Since there are many sources of RNA species, there are different methods of extraction and preparation, generally phenol method, detergent method and guanidine hydrochloride method, of which phenol method is most commonly used in the laboratory. Tissue homogenization and centrifugation with phenol treatment, RNA is dissolved in the upper layer of the aqueous phase saturated with phenol, to the aqueous phase after the addition of cold ethanol, RNA that is precipitated as a white flocculent precipitate. This method is better to remove DNA and protein, and to obtain biologically active RNA.
Operation method
basic program
Materials and Instruments
RNA Move 1. For monolayer pegylated cells For more product details, please visit Aladdin Scientific website.
PBS Cell lysate SDS Proteinase K Phenol Chloroform Isoamyl alcohol Anhydrous ethanol
Centrifuge Incubator
(1) For every 10 cm dish of cultured cells, wash 3 times with ice-cold PBS.
(2) 1 ml each time Then scrape the cells with a small volume of PBS and transfer to a centrifuge tube in an ice bath.
(3) Centrifuge at 300 g for 5 min, discard the supernatant, and continue the ice bath.
2. For suspension culture cells
(1) Centrifuge at 300 g for 5 min, discard the supernatant.
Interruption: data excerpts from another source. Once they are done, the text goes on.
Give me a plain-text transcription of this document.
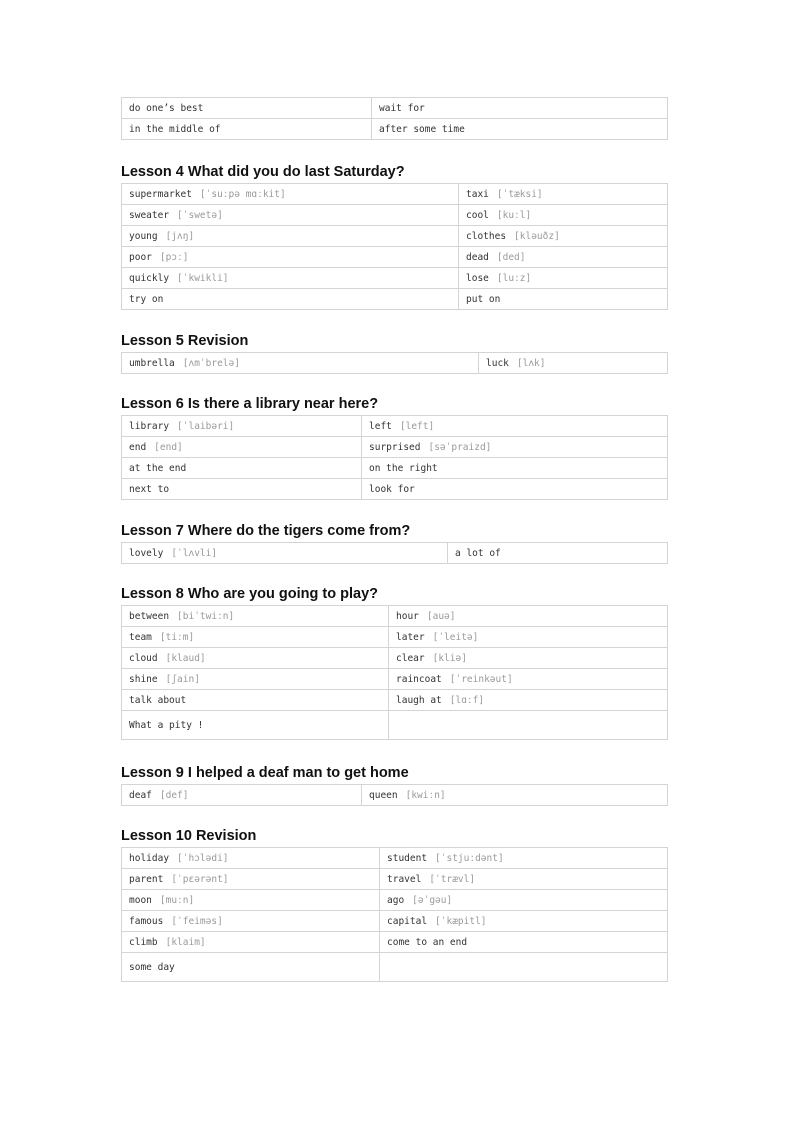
do one’s best	wait for
in the middle of	after some time
Lesson 4 What did you do last Saturday?
supermarket [ˈsuːpə mɑːkit]	taxi [ˈtæksi]
sweater [ˈswetə]	cool [kuːl]
young [jʌŋ]	clothes [kləuðz]
poor [pɔː]	dead [ded]
quickly [ˈkwikli]	lose [luːz]
try on	put on
Lesson 5 Revision
umbrella [ʌmˈbrelə]	luck [lʌk]
Lesson 6 Is there a library near here?
library [ˈlaibəri]	left [left]
end [end]	surprised [səˈpraizd]
at the end	on the right
next to	look for
Lesson 7 Where do the tigers come from?
lovely [ˈlʌvli]	a lot of
Lesson 8 Who are you going to play?
between [biˈtwiːn]	hour [auə]
team [tiːm]	later [ˈleitə]
cloud [klaud]	clear [kliə]
shine [ʃain]	raincoat [ˈreinkəut]
talk about	laugh at [lɑːf]
What a pity !	
Lesson 9 I helped a deaf man to get home
deaf [def]	queen [kwiːn]
Lesson 10 Revision
holiday [ˈhɔlədi]	student [ˈstjuːdənt]
parent [ˈpɛərənt]	travel [ˈtrævl]
moon [muːn]	ago [əˈgəu]
famous [ˈfeiməs]	capital [ˈkæpitl]
climb [klaim]	come to an end
some day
(2) Resuspend the cells in 1/2 the original volume on ice, centrifuge again and discard the supernatant.3. Resuspend the cells in 375 μl of ice-cold cell lysis buffer and place in an ice bath for 5 min.
4. Centrifuge the cells in a microcentrifuge at 4°C for 2 min, transfer the supernatant to a clean tube spiked with 5 μl of 20% SDS, and immediately shake on a vortex mixer.5. Add 2.5 μl of 20 mg/ml Proteinase K and incubate at 37°C for 15 min.6. Add 400 μl of phenol/chloroform/isoamyl alcohol extraction, centrifuge in a microcentrifuge with oscillation on a vortex mixer, transfer the supernatant to a clean centrifuge tube and repeat the extraction once.
7. Extract with 400 μl of chloroform/isoamyl alcohol and transfer the upper aqueous phase to a clean centrifuge tube.
8. Add 40 μl 3 mol/l sodium acetate buffer (pH 7.5) followed by anhydrous ethanol, mix well and precipitate in dry ice/ethanol for 15-30 min or -20°C overnight.9. Centrifuge at 4°C for 15 min in a microcentrifuge and add 1 ml of 75% ethanol/25% 0.1 mol/l sodium acetate (pH 5.2) to wash the precipitate.
10. After drying, re-dissolve the precipitate with 100 μl of treated water and take 10 μl of RNA diluted in 1 ml of water to measure A280 and A260, which can be stored at -70°C with the RNA.